RH also owns another subsidiary in Peninsular Malaysia named Optical Communications Engineering Sdn Bhd that manufactures and supplies optical fibres.

== Other countries==
===Papua New Guinea===
Rimbunan Hijau (PNG) Limited was established in 1988.

=== Equatorial Guinea ===
It is the dominant player in the logging sector in Equatorial Guinea by the subsidiary Shimmer International. Rimbunan Hijau was in 1999 also logging contractor for Teodorin Obiang, the agriculture and forests minister of Equatorial Guinea and the son of the president.

===Russia===
Rimbunan Hijau Far East Company Limited was set up in 1997 in Russia, involving in timber harvesting and processing. Majority of the timber are exported to China, Japan and South Korea.

===Singapore===
In January 1997, a subsidiary of Rimbunan Hijau named Woodsville Private Limited bought a Singaporean company named Tri-M Technologies that provides electronics contract manufacturing services. Woodsville is in turn owned by Surreyville Pte Ltd, an investment holding company under RH group. In 2009, Surreyville and Sharptone Investments owned 50.56% and 28.03% of Tri-M. Tri-M was renamed to RH Petrogas Limited in the same year.

== Controversies ==
Rimbunan Hijau has been heavily criticized by environmental and humanitarian organizations for alleged human rights abuses, ignoring indigenous peoples Human rights, political corruption and negligence of the environment. A recent World Bank report estimates that up to 70 percent of logging in Papua New Guinea is illegal, further adding to the criticism.

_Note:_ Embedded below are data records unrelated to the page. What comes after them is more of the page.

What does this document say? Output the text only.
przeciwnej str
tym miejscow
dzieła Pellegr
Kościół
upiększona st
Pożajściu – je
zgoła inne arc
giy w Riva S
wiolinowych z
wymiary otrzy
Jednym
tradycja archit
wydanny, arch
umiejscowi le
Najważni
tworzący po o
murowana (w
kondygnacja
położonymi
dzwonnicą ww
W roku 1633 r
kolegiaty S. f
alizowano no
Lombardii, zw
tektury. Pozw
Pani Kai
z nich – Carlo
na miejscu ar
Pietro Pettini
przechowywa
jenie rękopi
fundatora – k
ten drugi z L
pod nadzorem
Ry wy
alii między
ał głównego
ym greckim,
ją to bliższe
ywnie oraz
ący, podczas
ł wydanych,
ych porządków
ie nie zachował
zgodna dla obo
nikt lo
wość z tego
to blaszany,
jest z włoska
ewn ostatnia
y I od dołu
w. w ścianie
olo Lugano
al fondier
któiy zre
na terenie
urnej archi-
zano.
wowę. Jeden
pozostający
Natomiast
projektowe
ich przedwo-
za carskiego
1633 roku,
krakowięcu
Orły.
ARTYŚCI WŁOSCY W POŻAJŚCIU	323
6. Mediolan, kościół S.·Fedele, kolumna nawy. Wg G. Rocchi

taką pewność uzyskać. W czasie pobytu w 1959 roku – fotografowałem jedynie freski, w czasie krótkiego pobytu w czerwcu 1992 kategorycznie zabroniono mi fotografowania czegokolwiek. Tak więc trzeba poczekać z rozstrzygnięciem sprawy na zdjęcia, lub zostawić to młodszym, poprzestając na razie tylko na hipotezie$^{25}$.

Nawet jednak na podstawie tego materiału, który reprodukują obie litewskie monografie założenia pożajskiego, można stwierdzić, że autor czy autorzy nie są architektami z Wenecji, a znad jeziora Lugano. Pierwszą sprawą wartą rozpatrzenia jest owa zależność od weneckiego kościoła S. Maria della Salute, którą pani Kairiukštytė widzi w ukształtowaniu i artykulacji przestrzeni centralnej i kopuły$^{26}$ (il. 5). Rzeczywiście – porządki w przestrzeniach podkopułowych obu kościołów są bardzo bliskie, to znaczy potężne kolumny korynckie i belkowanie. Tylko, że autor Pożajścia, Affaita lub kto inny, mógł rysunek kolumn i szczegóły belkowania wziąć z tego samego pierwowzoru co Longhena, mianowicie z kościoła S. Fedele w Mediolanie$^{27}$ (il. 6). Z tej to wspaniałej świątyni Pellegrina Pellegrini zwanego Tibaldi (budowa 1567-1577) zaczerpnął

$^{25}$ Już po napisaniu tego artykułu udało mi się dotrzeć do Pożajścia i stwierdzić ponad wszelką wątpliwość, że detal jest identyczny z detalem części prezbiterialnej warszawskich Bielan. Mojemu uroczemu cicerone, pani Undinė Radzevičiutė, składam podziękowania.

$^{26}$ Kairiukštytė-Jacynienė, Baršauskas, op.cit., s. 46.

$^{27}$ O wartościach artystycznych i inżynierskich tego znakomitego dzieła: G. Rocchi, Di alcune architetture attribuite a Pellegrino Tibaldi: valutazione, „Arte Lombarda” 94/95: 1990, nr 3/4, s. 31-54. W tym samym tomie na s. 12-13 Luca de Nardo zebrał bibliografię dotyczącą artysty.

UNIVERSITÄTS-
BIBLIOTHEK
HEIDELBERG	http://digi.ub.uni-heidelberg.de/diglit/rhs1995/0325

Two groups that have made investigations and held protests against the company are Greenpeace and Rainforest Action Network. Rimbunan Hijau in turn has threatened to sue Greenpeace for defamation because of its report "The Untouchables - Rimbunan Hijau’s World of Forest Crime and Political Patronage" demanding that the group withdraw the paper. Greenpeace has declined to comply.

Citibank, following a review of its own environmental policies in 2005, declared that it would require the client Rimbunan Hijau to obtain credible, independent, third party certification for its Papua New Guinea operations in the future.